7. Keep a camera handy.
Andrew and I have taken an embarrassingly huge number of pictures of our twins, and we've had more professional photo sessions than I care to admit. But I don't regret a single one. I've never heard a parent say, "You know, I really wish I had taken fewer pictures." Pictures help us remember these sweet moments that may grow fuzzy over time. They capture a story--the way Frances crawls, the way Barnes scrunches his face--when words are just inadequate.
8. Just go.
You really need to pick up your dry cleaning. You realize that doing so will require packing the diaper bag, strapping the baby in the car seat, driving to the cleaners, removing the baby from the car seat so that you can go in the store for all of 3 minutes, then putting the baby back in his seat (most likely to protests from said child), and finally driving back home, during which time he may fall asleep and throw his nap completely off schedule.
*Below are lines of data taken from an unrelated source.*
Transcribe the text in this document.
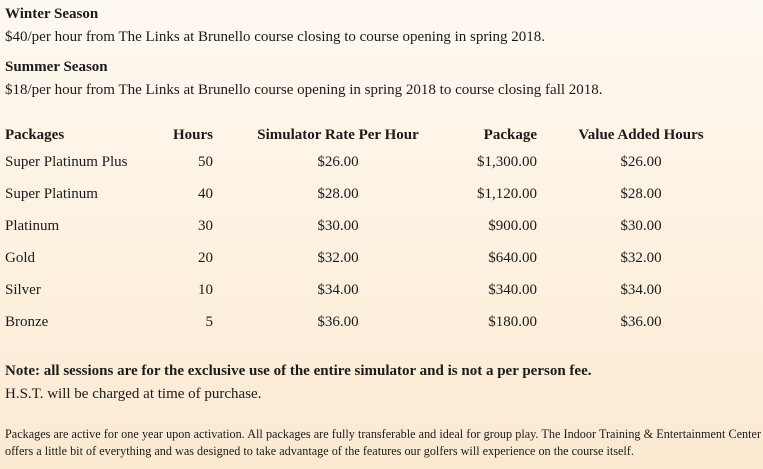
Winter Season
$40/per hour from The Links at Brunello course closing to course opening in spring 2018.
Summer Season
$18/per hour from The Links at Brunello course opening in spring 2018 to course closing fall 2018.
Packages	Hours	Simulator Rate Per Hour	Package	Value Added Hours
Super Platinum Plus	50	$26.00	$1,300.00	$26.00
Super Platinum	40	$28.00	$1,120.00	$28.00
Platinum	30	$30.00	$900.00	$30.00
Gold	20	$32.00	$640.00	$32.00
Silver	10	$34.00	$340.00	$34.00
Bronze	5	$36.00	$180.00	$36.00
Note: all sessions are for the exclusive use of the entire simulator and is not a per person fee.
H.S.T. will be charged at time of purchase.
Packages are active for one year upon activation. All packages are fully transferable and ideal for group play. The Indoor Training & Entertainment Center offers a little bit of everything and was designed to take advantage of the features our golfers will experience on the course itself.
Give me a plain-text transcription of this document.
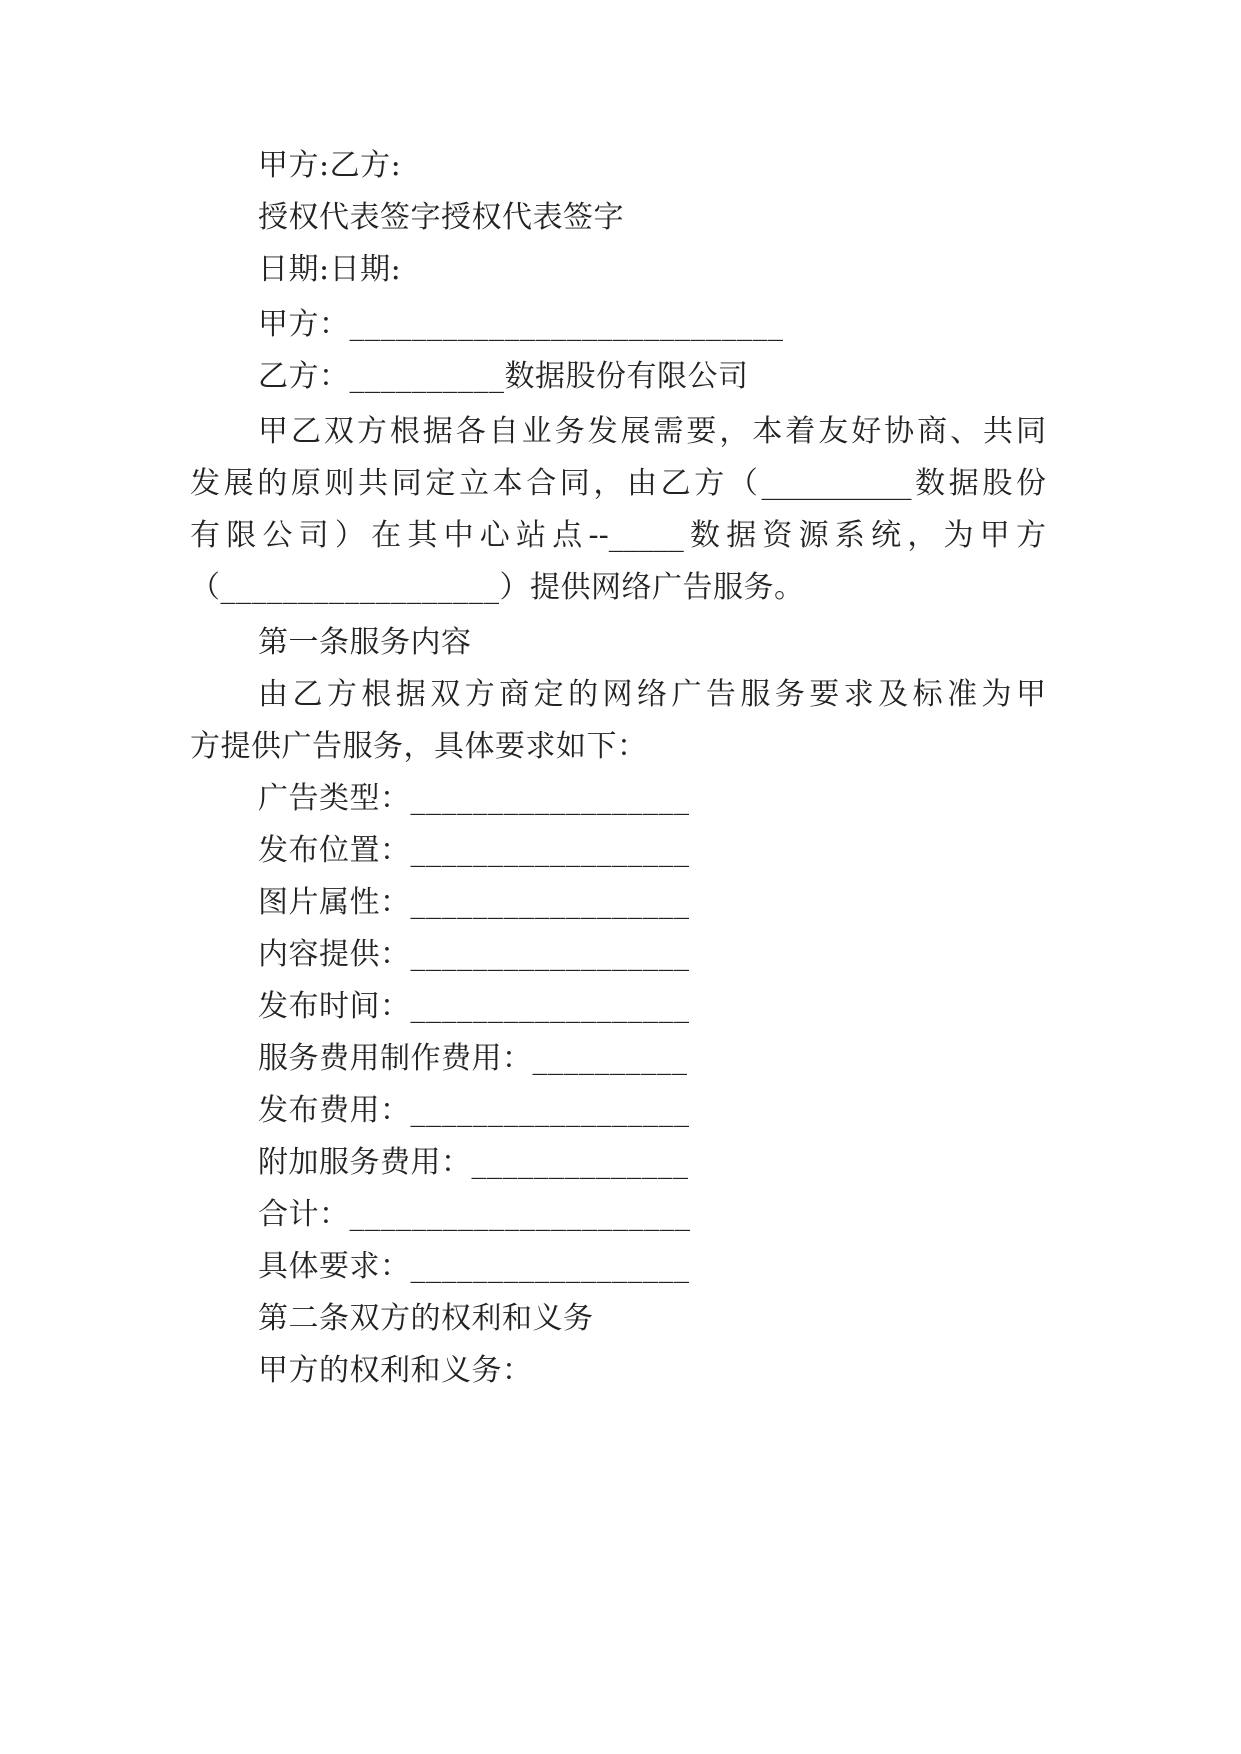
甲方:乙方:
授权代表签字授权代表签字
日期:日期:
甲方：____________________________
乙方：__________数据股份有限公司
甲乙双方根据各自业务发展需要，本着友好协商、共同
发展的原则共同定立本合同，由乙方（__________数据股份
有限公司）在其中心站点--_____数据资源系统，为甲方
（__________________）提供网络广告服务。
第一条服务内容
由乙方根据双方商定的网络广告服务要求及标准为甲
方提供广告服务，具体要求如下：
广告类型：__________________
发布位置：__________________
图片属性：__________________
内容提供：__________________
发布时间：__________________
服务费用制作费用：__________
发布费用：__________________
附加服务费用：______________
合计：______________________
具体要求：__________________
第二条双方的权利和义务
甲方的权利和义务：
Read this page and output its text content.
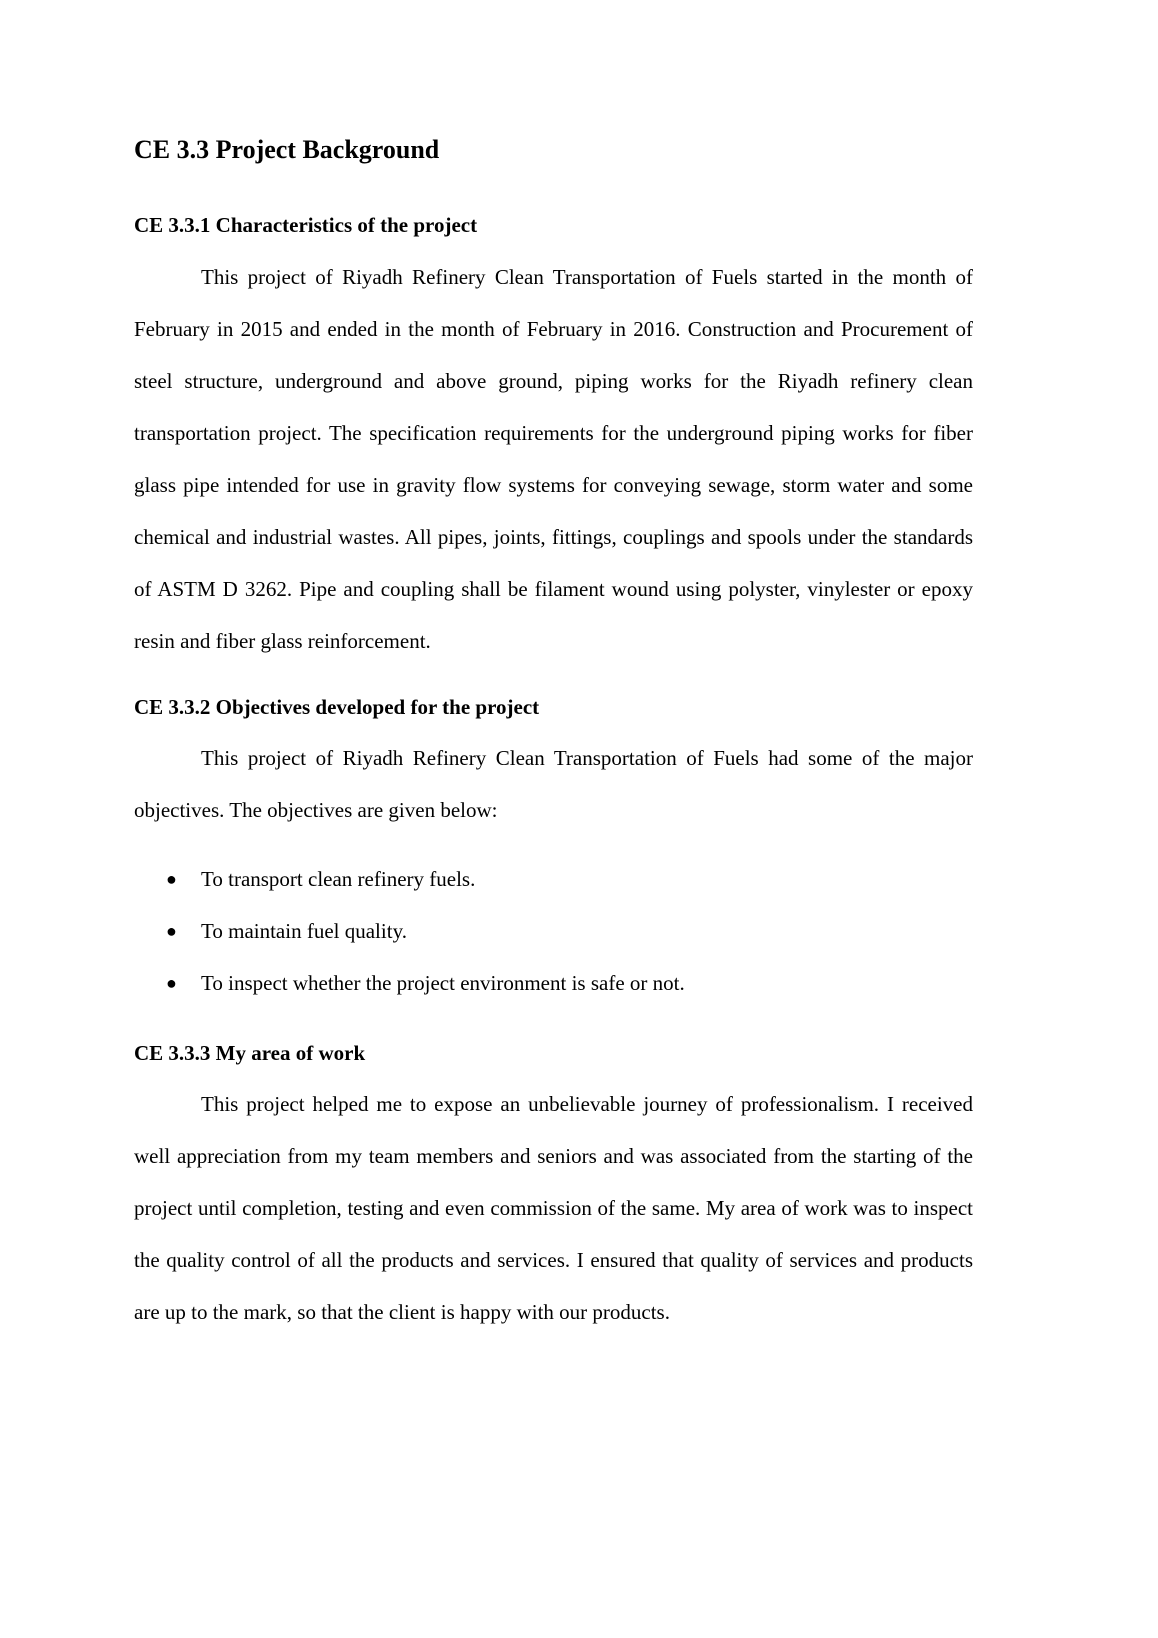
CE 3.3 Project Background
CE 3.3.1 Characteristics of the project

This project of Riyadh Refinery Clean Transportation of Fuels started in the month of February in 2015 and ended in the month of February in 2016. Construction and Procurement of steel structure, underground and above ground, piping works for the Riyadh refinery clean transportation project. The specification requirements for the underground piping works for fiber glass pipe intended for use in gravity flow systems for conveying sewage, storm water and some chemical and industrial wastes. All pipes, joints, fittings, couplings and spools under the standards of ASTM D 3262. Pipe and coupling shall be filament wound using polyster, vinylester or epoxy resin and fiber glass reinforcement.

CE 3.3.2 Objectives developed for the project

This project of Riyadh Refinery Clean Transportation of Fuels had some of the major objectives. The objectives are given below:

● To transport clean refinery fuels.
● To maintain fuel quality.
● To inspect whether the project environment is safe or not.
CE 3.3.3 My area of work

This project helped me to expose an unbelievable journey of professionalism. I received well appreciation from my team members and seniors and was associated from the starting of the project until completion, testing and even commission of the same. My area of work was to inspect the quality control of all the products and services. I ensured that quality of services and products are up to the mark, so that the client is happy with our products.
Doing anything with a baby can seem daunting. But the thinking about it is usually worse than the actual doing. Plus, sometimes you have to get out of the house. So just go. Get up, get out, and take a little break from the ordinary.
9. Realize that it's okay to not enjoy every moment...or even every day.
I do not enjoy every second I spend with my sweet twins. In fact, there are probably whole days that I would classify as hard. Am I thankful for the twins every day? Yes. Would I ever trade them for anything? Absolutely not. But that doesn't make them less difficult. This year has passed so quickly...but I would be lying if I said that the days weren't sometimes achingly slow.
A child is a miracle, the most abundant blessing. But raising a child is work. Luckily, most days are sprinkled with enough endearing moments to make me remember how blessed I truly am. Relish in those moments--use them to propel you forward. And remember that it's okay to admit that life with young kids is hard.
10. Ignore 90% of all advice you receive.
Everyone gives new parents advice. Everyone thinks their way is the right way. Truth is, though, your way is the right way for you. While your neighbor/cousin/mailman imparts his parenting wisdom, employ your smile and nod tactic, then discard 90% of whatever you were just told.
Which means you can discard items 1-9 on this list. #10 is really all that matters.